Generally, I try to make a point of being as uninformed as possible. The reasons behind what some might call my apathetic lifestyle choice are threefold: One, I’m lazy. Two, this way I don’t have to worry about anyone bugging me, expecting me to know stuff. Three, I’m usually overwhelmed by the fact that I’m expected to change my underwear every couple of days. That’s a pretty significant obligation, and if I try to take on more social responsibility, I’m pretty sure my personal hygiene will suffer. I make a few exceptions to this rule, occasionally departing the apathy train. But it takes a pretty powerful impetus—such as an issue that will have a major impact on my quality of life. If the city decides to crack down on riffraff (code: me and people like me), or shut down McCarthy’s, or pass a law against gawkers at Pirate’s Cove, at the very least I’ll put on a pair of pants, head down to the city council meeting, and issue an opinion on the subject.

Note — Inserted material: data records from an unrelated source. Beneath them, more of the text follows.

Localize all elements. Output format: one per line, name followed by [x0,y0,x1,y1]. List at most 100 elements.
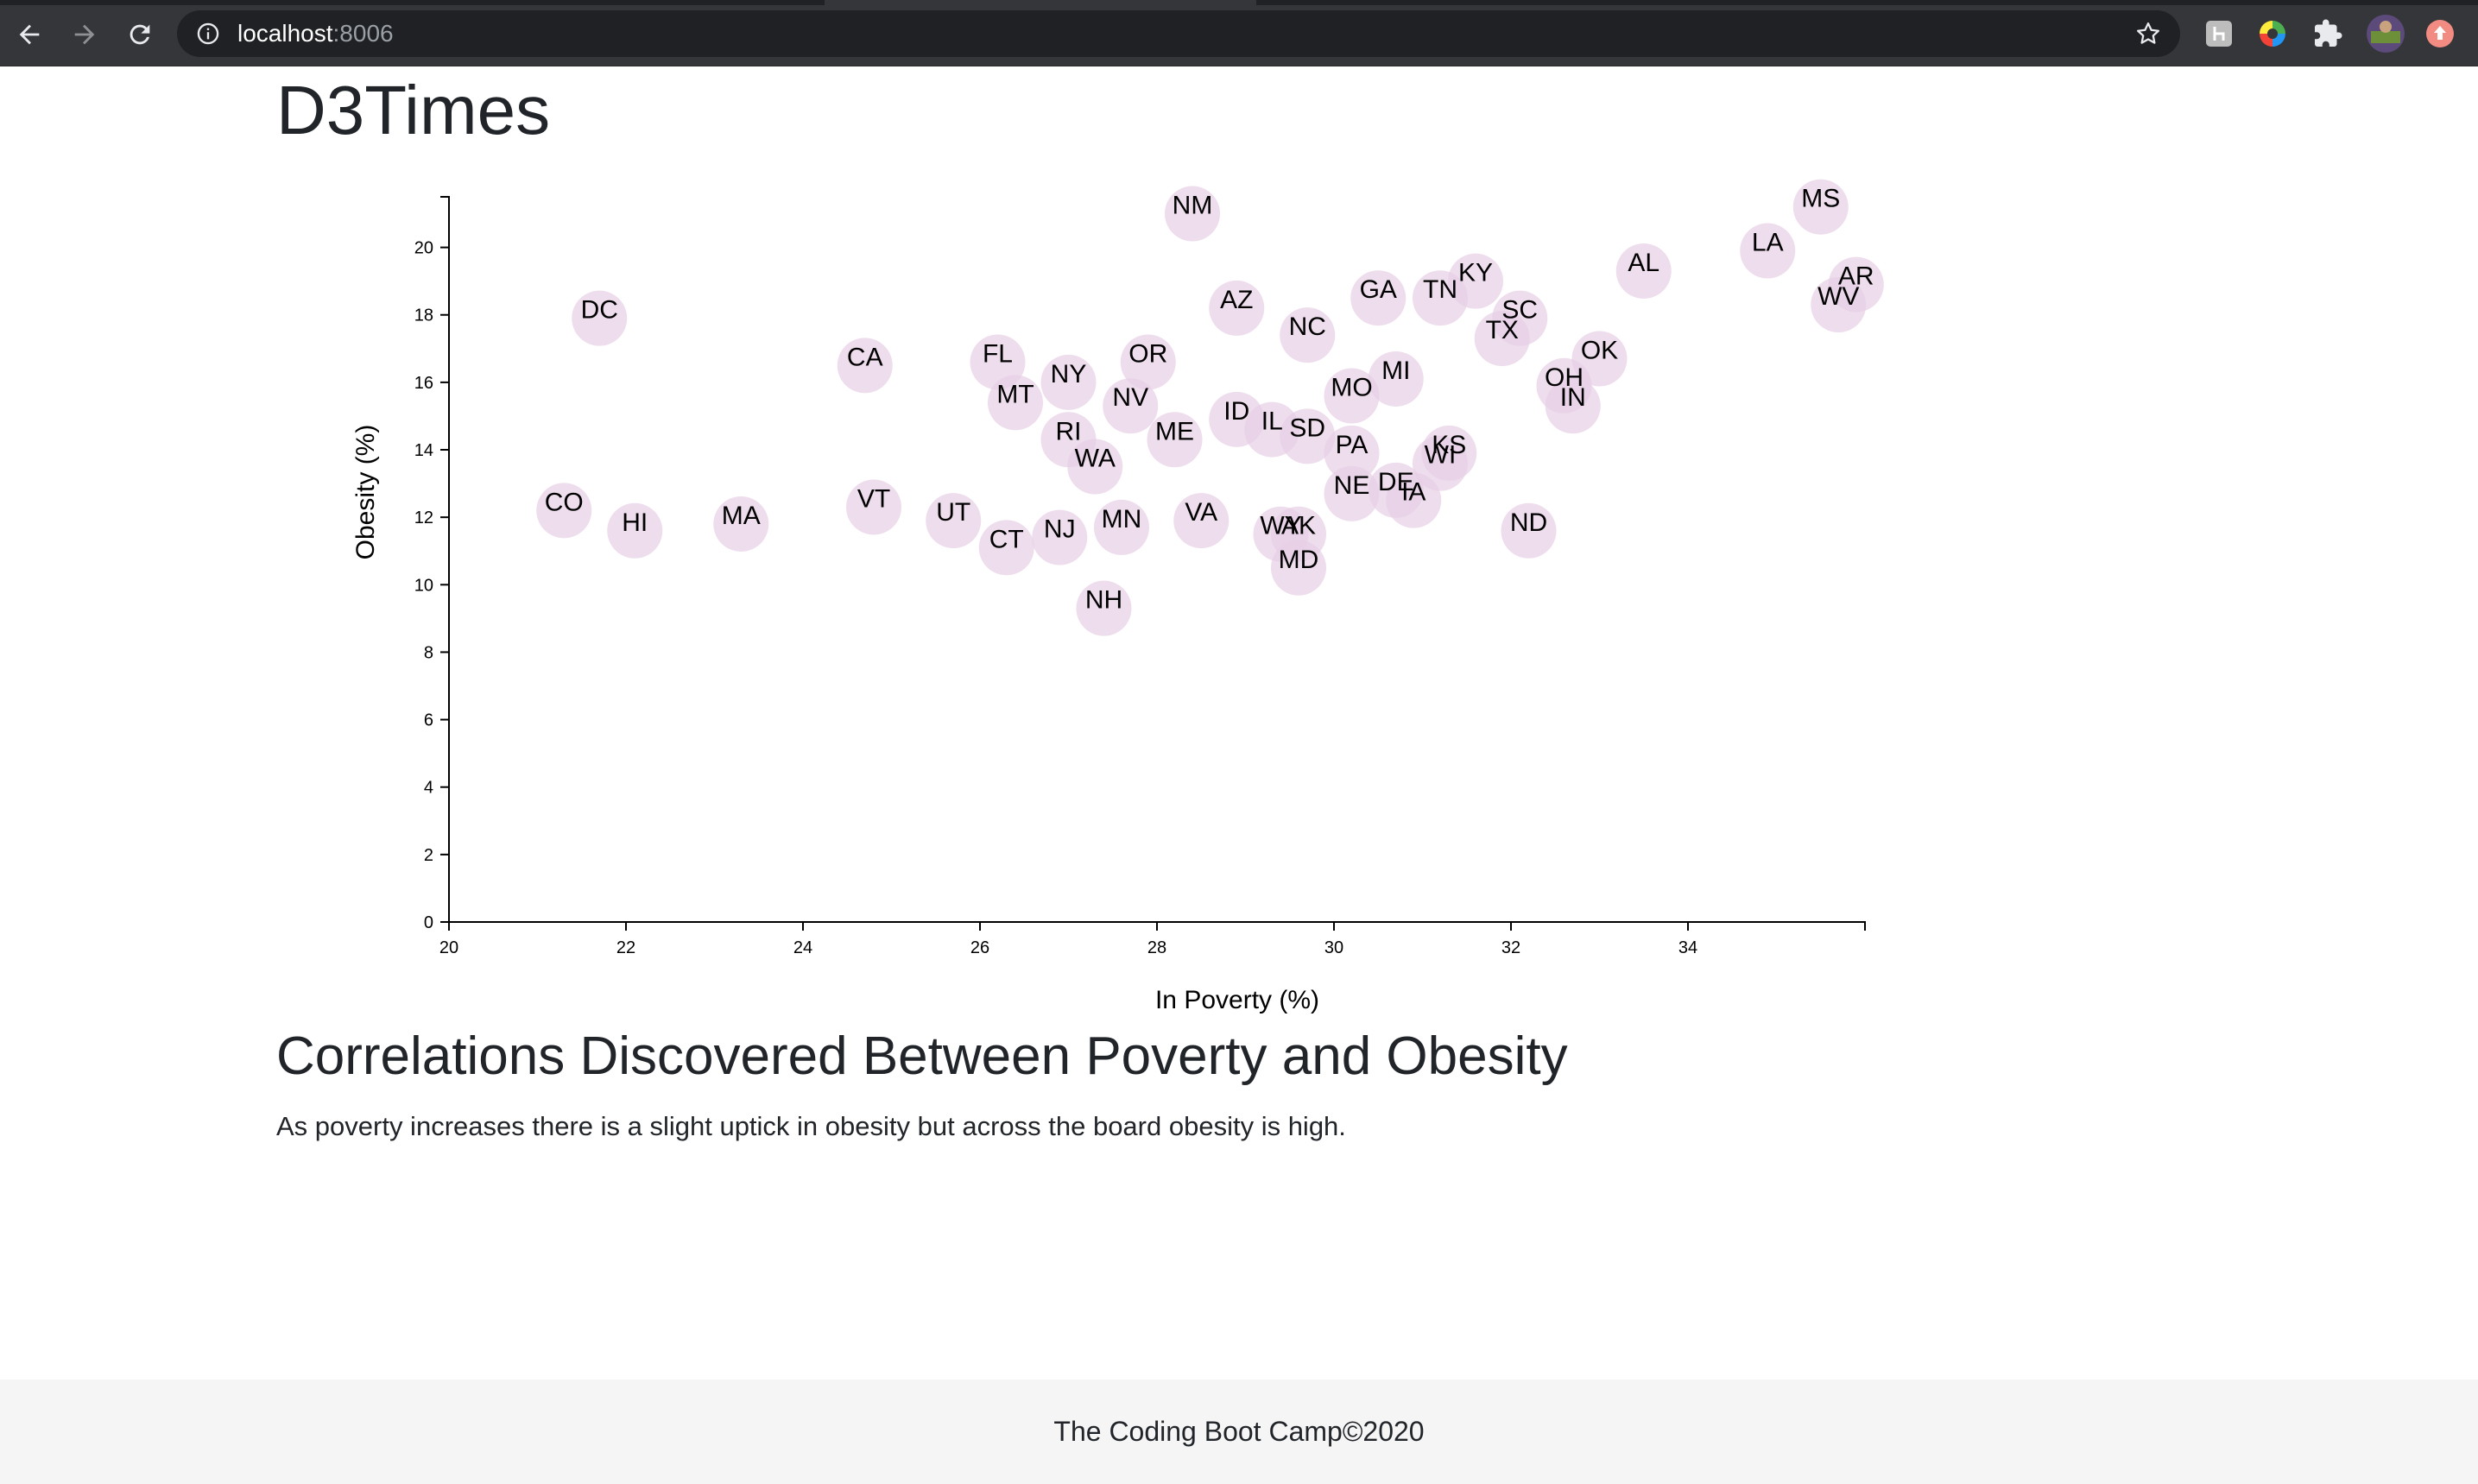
state-marker-va[interactable] [1173,493,1230,549]
y-tick-label: 6 [424,711,433,730]
state-label-in: IN [1560,383,1586,412]
state-marker-ia[interactable] [1386,472,1442,528]
bookmark-star-icon[interactable] [2135,21,2161,47]
browser-toolbar: localhost:8006 [0,0,2478,66]
state-marker-wa[interactable] [1067,439,1123,495]
back-button[interactable] [12,17,47,52]
section-text: As poverty increases there is a slight u… [276,1111,1346,1141]
forward-arrow-icon [74,24,95,45]
state-marker-tn[interactable] [1413,270,1468,326]
forward-button[interactable] [67,17,102,52]
state-label-wy: WY [1260,512,1301,540]
back-arrow-icon [19,24,40,45]
extensions-puzzle-icon[interactable] [2312,18,2343,49]
x-tick-label: 34 [1678,938,1697,957]
state-label-nd: ND [1510,508,1547,537]
state-label-al: AL [1628,249,1659,277]
address-bar[interactable]: localhost:8006 [177,10,2180,57]
y-axis-title[interactable]: Obesity (%) [351,425,380,560]
state-label-ia: IA [1401,478,1425,507]
update-menu-icon[interactable] [2424,18,2456,49]
y-tick-label: 20 [414,239,433,258]
state-marker-az[interactable] [1209,280,1265,336]
state-marker-mo[interactable] [1324,368,1380,424]
state-marker-vt[interactable] [846,479,901,535]
state-marker-la[interactable] [1740,223,1796,279]
x-tick-label: 22 [616,938,635,957]
state-label-md: MD [1279,546,1319,574]
state-marker-hi[interactable] [607,502,663,559]
footer-text: The Coding Boot Camp©2020 [1053,1416,1425,1447]
profile-avatar-icon[interactable] [2366,14,2405,54]
state-label-ct: CT [989,525,1024,553]
y-tick-label: 12 [414,508,433,527]
state-marker-ca[interactable] [837,338,893,394]
state-marker-tx[interactable] [1474,311,1530,367]
state-marker-nj[interactable] [1032,509,1088,565]
state-label-nc: NC [1289,313,1326,341]
state-label-la: LA [1752,229,1784,257]
state-label-ut: UT [936,498,970,527]
state-marker-mi[interactable] [1368,350,1424,407]
state-marker-ne[interactable] [1324,465,1380,521]
url-host: localhost [237,20,333,47]
site-info-icon[interactable] [196,22,220,46]
state-marker-nv[interactable] [1103,378,1159,434]
state-marker-ny[interactable] [1040,354,1097,410]
state-label-de: DE [1378,468,1414,496]
y-tick-label: 16 [414,374,433,393]
data-points [536,179,1884,636]
state-label-mi: MI [1381,357,1410,385]
state-label-id: ID [1223,397,1249,426]
url-text[interactable]: localhost:8006 [237,10,394,57]
state-label-ms: MS [1801,185,1840,213]
state-label-ak: AK [1281,512,1316,540]
state-marker-nm[interactable] [1165,186,1220,242]
y-tick-label: 0 [424,913,433,932]
state-marker-md[interactable] [1271,540,1326,596]
extension-icon[interactable] [2203,18,2235,49]
state-marker-mn[interactable] [1094,499,1149,555]
state-label-mn: MN [1102,505,1142,534]
state-label-az: AZ [1220,286,1253,314]
state-label-hi: HI [622,508,648,537]
x-axis: 20 22 24 26 28 30 32 34 [439,921,1866,957]
y-tick-label: 18 [414,306,433,325]
state-label-nh: NH [1085,586,1122,615]
state-marker-co[interactable] [536,483,592,539]
state-marker-in[interactable] [1545,378,1601,434]
section-title: Correlations Discovered Between Poverty … [276,1026,1568,1086]
state-marker-al[interactable] [1615,243,1672,299]
state-marker-nc[interactable] [1280,307,1336,363]
y-tick-label: 10 [414,576,433,595]
footer: The Coding Boot Camp©2020 [0,1380,2478,1484]
state-marker-ma[interactable] [713,496,769,552]
state-marker-nh[interactable] [1076,580,1132,636]
x-axis-title[interactable]: In Poverty (%) [1155,986,1319,1014]
state-marker-ms[interactable] [1792,179,1849,235]
state-marker-ga[interactable] [1350,270,1407,326]
url-port: :8006 [332,20,394,47]
state-marker-or[interactable] [1120,334,1176,390]
state-label-ky: KY [1458,259,1493,287]
state-marker-pa[interactable] [1324,425,1380,481]
state-label-vt: VT [857,484,890,513]
state-marker-ct[interactable] [978,520,1034,576]
state-label-pa: PA [1336,431,1369,459]
state-label-me: ME [1155,417,1194,445]
state-marker-nd[interactable] [1501,502,1557,559]
state-marker-mt[interactable] [988,375,1043,431]
x-tick-label: 30 [1324,938,1343,957]
active-tab[interactable] [825,0,1256,5]
x-tick-label: 26 [970,938,989,957]
color-wheel-extension-icon[interactable] [2257,18,2288,49]
y-tick-label: 2 [424,846,433,865]
y-axis: 0 2 4 6 8 10 12 14 16 18 20 [414,196,450,932]
state-marker-dc[interactable] [572,290,628,346]
state-marker-ut[interactable] [926,493,982,549]
state-label-fl: FL [983,339,1013,368]
state-marker-sd[interactable] [1280,408,1336,464]
state-marker-me[interactable] [1147,412,1203,468]
state-marker-wv[interactable] [1811,277,1867,333]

So I’m a little baffled by the fact that most of the coastal cities who will be most directly impacted by PG&E’s proposed (and now delayed) seismic testing have had very little to say on the subject. Morro Bay’s City Council came out swinging on behalf of its fishing industry, but what do its neighbors to the south have to say on the subject?
Very little, apparently.
I mean, essentially that’s what city councils do, right? They issue proclamations along the lines of: Likes—firefighters, fishing, long walks on local beaches, tourists. Dislikes—anyone who tries to mess with our fishing industry. Any time there’s a major issue that will have a profound effect on the community, they issue a statement about said issue, whether they’re capable of influencing the outcome or not. That way, they can at least tell their constituents they undertook the grave and terrifying task of formulating an opinion—even if they didn’t actually do all that much to act on said opinion.
So, Pismo Beach, what say you? Wait, I’m sorry, that was rude of me. I forgot that Pismo Beach Mayor Pro Tem Kris Vardas is actually a paid spokesman for PG&E. And, in fact, that he very recently attended a Fish and Game Commission meeting arguing in support of the seismic studies on the utility company’s behalf. Maybe the reason the Pismo Beach City Council hasn’t had much to say on the subject is because its mayor has been too preoccupied taking orders from PG&E to lead the community in addressing the impact the seismic studies would have on his constituents? Sorry, Pismo Beach. My bad. I wouldn’t want to interfere with your mayor’s ability to make some extra cash on the side. Just forget it. Let’s all wing it, and just see what happens! It’ll be fun, like waiting for a tornado or hurricane when you’ve done absolutely nothing to prepare because the tornado gave your mayor a fat wad of cash, which is crammed in his mouth and keeping any warnings or other words from coming out.
Of course, Pismo Beach doesn’t get all the credit for failing to follow Morro Bay City Council’s lead. Grover Beach has been uncomfortably silent on the subject as well.
Oh, crap, I did it again.
I’m sorry. I forgot that Grover Beach Mayor John Shoals is also on PG&E’s payroll. We certainly can’t expect him to lead any kind of effort to better understand the impact seismic studies will have on his city—not when it’s in his best financial interests to play yes man to PG&E.
I’m actually noticing a theme, something along the lines of elected officials with financial interests that undermine their loyalty and commitment to their constituents, PG&E having its fingers up so many elected behinds that city council meetings look like a marionette convention, except marionettes operate with strings from above, right? Looks like it’s back to Puppetry 101 for me.
Wait, hold on. PG&E’s on the other line, and it looks like it’s going to help me out with the whole being able to afford beer thing, so I guess I’m officially announcing that I, too, am now a PG&E spokesperson. And you can look forward to never reading another negative thing about PG&E in this column ever again. Or, at least, until it stops depositing those handsome, handsome Franklins into my bank account.
PS: Confidential to candidate Jerry Jones, who, in this week’s cover story, said, “They spend money like crazy Indians.” Really? Sure, you added a “not to be derogatory” to that phrase, but are you trying to make Paso Robles look backwater? With wannabe city council members like this, who needs red-faced rodeo clowns?